Labour’s New Leader Addresses the Defeated Troops in Coventry

Strange beasts and things. Politicians and their Pas: public appearances. They’re supposed to be of the people and from the people but both come shrouded in mystery. So, for new Labour Party Leader Ed Miliband and his carefully orchestrated visit to the Herbert Art Gallery last Friday. I got the whispers on the grapevine twenty four hours before when the political editor of the Coventry Telegraph, Les Reid called me and asked me to help him get an audience. I did my best. It was to be a public meeting but one to which the public were invited individually; Back to front.

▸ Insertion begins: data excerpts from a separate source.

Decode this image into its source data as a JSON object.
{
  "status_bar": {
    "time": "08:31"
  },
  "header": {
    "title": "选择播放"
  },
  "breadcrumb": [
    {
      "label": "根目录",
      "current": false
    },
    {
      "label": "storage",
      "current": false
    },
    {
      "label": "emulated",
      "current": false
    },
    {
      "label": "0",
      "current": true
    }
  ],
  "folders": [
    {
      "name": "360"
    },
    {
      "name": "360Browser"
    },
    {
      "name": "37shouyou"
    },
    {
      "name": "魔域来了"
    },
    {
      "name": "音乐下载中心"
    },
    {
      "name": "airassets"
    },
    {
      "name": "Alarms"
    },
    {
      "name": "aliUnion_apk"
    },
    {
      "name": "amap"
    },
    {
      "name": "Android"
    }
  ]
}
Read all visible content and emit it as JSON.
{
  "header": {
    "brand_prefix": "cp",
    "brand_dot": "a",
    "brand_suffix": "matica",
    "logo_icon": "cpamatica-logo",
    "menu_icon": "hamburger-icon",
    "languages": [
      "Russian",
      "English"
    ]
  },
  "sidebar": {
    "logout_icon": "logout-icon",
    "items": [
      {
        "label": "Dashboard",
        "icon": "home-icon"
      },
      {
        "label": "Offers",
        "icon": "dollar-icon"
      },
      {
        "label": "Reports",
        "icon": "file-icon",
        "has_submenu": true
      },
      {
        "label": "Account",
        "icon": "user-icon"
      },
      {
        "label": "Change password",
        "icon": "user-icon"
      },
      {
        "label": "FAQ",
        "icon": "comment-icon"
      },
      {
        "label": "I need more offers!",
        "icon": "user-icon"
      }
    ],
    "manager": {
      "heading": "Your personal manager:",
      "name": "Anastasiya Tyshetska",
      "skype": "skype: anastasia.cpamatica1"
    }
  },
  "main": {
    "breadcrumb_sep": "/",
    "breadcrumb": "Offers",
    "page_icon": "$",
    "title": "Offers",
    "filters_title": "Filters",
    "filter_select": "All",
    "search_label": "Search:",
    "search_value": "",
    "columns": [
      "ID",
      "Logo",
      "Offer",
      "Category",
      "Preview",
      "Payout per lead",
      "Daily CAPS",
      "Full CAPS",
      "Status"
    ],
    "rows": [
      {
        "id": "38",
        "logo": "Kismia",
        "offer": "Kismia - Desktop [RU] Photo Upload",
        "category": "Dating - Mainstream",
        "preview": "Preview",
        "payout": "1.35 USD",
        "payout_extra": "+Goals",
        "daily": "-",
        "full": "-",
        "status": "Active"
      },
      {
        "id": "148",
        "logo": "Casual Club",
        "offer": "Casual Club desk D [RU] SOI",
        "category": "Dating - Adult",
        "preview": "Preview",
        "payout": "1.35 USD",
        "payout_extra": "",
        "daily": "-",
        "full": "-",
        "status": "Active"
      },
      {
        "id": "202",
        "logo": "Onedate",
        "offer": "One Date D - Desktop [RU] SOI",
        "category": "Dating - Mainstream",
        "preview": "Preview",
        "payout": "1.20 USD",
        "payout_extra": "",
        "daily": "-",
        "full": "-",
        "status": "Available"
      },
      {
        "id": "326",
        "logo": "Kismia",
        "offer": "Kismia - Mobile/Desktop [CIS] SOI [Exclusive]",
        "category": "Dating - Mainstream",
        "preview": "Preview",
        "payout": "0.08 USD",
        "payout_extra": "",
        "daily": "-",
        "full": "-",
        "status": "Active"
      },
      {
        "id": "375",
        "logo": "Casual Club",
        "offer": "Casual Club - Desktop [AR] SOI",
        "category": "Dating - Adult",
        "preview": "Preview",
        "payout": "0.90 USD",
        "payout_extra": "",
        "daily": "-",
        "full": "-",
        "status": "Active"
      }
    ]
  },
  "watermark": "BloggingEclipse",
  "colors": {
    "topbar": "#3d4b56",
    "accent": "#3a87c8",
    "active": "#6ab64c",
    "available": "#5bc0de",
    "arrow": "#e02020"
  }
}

On the day itself, we had to be seated ready fifteen minutes before corralled in by the Labour spin machine. The setting was deliberate with the background to Ed dressed with young people, black people and female people. Right there in the covered court of the Herbert next to the local history section but away from the art of Banksy tucked upstairs. Writes John Mair…

The audience, such as it was, had the sad look of a defeated rag bat army. Older, working class traditional Labour voters all looking for a new messiah to lead them back to the promised land of power. A smattering of MPs: front Row Bob Ainsworth MP six months ago her Majesty’s Secretary of State for Defence .Today a face in the crowd. Jim Cunningham MP too (but no Geoffrey Robinson to complete the Coventry trio) and Michael Cashman MEP. Then HE came in with purple (not red) tie and a smart suit fitted up with a radio mike ready for action. His advance guard had done their work well and all was ready for the leader.

More attractive in real life than on the telly, Miliband very sensibly kept his opening speech short and humble “We lost the election and we lost it badly. We need to blame ourselves” he declared before launching into an attack on the Osborne spending cuts of the days before. The defeated Labour army lapped it up as did they when he took and answered audience questions even managing to make sense of a train spotter one about local rail services by relating it back to his Doncaster constituency.

‘Ask Ed Miliband in Cov’ was impressive but contrived. The whole show meant to look like a spontaneous version of ‘Question Time’. Labour and the other political parties are petrified of the public (and after Gillian Duffy did for Gordon in Rochdale in the General Election even more so!!)But should there not be a new politics? Less stage management and more life in these public events? We have a brain. Let us use it, please.